After you’ve had enough of the pool and sipped enough of your favorite fruity drink, it is time to explore Hawaii in a few different ways. The west side of The Big Island is home to fun excursions like parasailing and snorkelling. Not to be missed is the nighttime manta ray experience. Divers go to the bottom of the ocean and snorkelers linger on the top while shining lights at each other. The beams attract plankton, and before long, the giant mantas come gliding in and begin an incredible, graceful underwater ballet that you will never forget.
On both sides of the island, helicopter tours are available to get a birds eye view of The Big Island. Of course, the most unique draw is Kilauea, with spectacular views of the eruption available from the skies. At ExtremeLava we have partnered with Paradise Helicopters to offer a ‘doors-off’ flight experience. Lastly, we take our clients out to visit the ocean entry by boat, which is an absolutely amazing, immersive, in-your-face, in-your-eyes and in-your-lungs experience. If boats are your thing but lava isn’t, during certain times of the year whale watching is a fantastic way to spend the afternoon.

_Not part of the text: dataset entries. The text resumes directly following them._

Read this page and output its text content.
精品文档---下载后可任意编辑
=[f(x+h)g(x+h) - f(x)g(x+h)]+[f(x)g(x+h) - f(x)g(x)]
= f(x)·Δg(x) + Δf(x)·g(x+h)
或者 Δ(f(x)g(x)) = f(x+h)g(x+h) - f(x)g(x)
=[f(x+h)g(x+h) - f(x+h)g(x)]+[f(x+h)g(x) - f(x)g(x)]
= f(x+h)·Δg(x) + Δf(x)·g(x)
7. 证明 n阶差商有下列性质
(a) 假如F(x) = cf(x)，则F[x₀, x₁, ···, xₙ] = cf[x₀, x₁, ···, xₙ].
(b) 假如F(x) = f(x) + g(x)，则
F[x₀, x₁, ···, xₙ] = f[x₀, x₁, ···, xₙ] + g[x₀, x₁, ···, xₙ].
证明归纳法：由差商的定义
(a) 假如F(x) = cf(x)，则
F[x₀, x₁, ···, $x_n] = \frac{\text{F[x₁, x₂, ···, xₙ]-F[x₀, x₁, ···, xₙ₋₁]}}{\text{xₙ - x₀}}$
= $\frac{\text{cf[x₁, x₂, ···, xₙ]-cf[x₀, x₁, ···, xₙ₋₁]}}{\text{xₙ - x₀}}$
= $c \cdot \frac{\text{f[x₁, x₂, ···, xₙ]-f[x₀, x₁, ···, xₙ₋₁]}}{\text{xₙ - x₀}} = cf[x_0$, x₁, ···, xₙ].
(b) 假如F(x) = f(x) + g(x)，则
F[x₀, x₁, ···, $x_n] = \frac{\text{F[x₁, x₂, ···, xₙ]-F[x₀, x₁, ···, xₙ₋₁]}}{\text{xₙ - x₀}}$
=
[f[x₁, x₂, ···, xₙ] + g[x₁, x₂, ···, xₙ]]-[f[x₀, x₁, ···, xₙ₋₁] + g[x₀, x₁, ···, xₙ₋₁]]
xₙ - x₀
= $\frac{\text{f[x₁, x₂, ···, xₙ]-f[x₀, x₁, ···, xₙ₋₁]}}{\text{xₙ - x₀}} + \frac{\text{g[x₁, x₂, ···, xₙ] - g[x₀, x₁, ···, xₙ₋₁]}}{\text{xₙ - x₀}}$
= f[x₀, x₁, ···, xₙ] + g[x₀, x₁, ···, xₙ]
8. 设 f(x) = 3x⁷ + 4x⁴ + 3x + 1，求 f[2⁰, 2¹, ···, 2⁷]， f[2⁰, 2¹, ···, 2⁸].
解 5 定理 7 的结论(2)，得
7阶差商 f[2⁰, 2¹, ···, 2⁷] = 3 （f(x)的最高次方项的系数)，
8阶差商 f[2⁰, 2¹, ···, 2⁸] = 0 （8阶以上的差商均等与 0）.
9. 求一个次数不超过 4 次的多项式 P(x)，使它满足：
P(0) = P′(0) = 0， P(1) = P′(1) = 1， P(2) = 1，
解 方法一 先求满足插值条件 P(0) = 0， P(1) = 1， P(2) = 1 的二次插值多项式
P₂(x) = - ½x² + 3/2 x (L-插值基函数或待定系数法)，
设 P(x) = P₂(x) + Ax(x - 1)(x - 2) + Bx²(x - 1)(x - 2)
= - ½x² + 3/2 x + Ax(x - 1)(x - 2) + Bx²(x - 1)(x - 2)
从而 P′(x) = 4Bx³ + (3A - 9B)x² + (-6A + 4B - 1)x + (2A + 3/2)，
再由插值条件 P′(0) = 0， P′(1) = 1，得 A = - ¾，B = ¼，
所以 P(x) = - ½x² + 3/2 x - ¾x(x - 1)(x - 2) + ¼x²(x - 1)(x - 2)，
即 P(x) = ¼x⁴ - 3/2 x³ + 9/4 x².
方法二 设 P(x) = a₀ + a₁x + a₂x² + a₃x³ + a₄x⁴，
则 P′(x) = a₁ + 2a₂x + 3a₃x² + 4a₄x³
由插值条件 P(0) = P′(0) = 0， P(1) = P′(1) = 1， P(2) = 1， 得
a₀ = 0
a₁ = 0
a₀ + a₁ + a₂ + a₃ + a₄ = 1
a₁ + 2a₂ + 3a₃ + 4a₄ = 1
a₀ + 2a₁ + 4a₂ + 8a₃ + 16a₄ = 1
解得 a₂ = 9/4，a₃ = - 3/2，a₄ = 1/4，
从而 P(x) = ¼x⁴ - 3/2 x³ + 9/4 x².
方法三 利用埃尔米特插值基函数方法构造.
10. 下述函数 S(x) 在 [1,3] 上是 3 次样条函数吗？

Mid way up the flank of Mauna Kea is a wonderful Visitors Center, which is a good place to stop and acclimate for an hour if you are going to press on to the summit. However, one doesn’t need to go any further up to enjoy the view. After dark the staff sets up telescopes and trains them on distant stars, planets and moons, offering a deep reach into the cosmos for kids and their parents alike.
Being rather chubby, food is always at the forefront of my consciousness. Therefore I was thrilled to discover that Hilo is home to Hawaiian Style Cafe, where the moon-sized pancakes will cause your swimsuit to literally explode off your body. I dare you to order a stack of 2. There is a Jamba Juice in town that serves Pog Dream Smoothies. I think my life would be complete if I measured my intake of these by the gallon.
Beyond food, I have been wonderfully surprised to discover the multitude of beautiful little coves and valleys, dramatic old lava seascapes and mammoth waterfalls. All these areas offer wonderful photographs, so I highly recommend taking a Big Island Photo Tour with Bruce and Tom of Extreme Exposure. They will take you to all the best locations far off the common tourist path.
Do Not Miss This
We circle back again to Pele, the Goddess of Fire. The number of places in the world that one can experience an active volcano entering the ocean can be counted on one hand. Being able to see the newest land on earth being formed in front of your eyes is a transformational experience that just the tiniest sliver of the world’s population will be able to see in their lifetime. It is, in a word, miraculous.
I hope that I have talked you into visiting the Big Island of Hawaii by now and have these wonderful experiences for yourself. If you are a photographer, the best advice that I can offer is to book a tour with Bruce Omori and Tom Kuali’i of Extreme Exposure. If you can be in Hawaii when one of the ExtremeLava workshops are being run, even better. The New Year’s Eve collapse of 26 acres of the newly formed lava bench was a prime example that being on the edge of an active volcano can be extremely dangerous. It pays to be with an experienced guide who knows what danger lurks and what warning signs exist. If you have never photographed the lava before, you will quickly discover that it is the most challenging type of shooting you will ever attempt. It is like trying to photograph the sun at night, as my friend Tom puts it. Shooting with a professional photographer who has mastered the techniques required to execute a successful image here will keep you from wasting precious time on site. Lastly, go to Hawaiian Style and try the pancakes.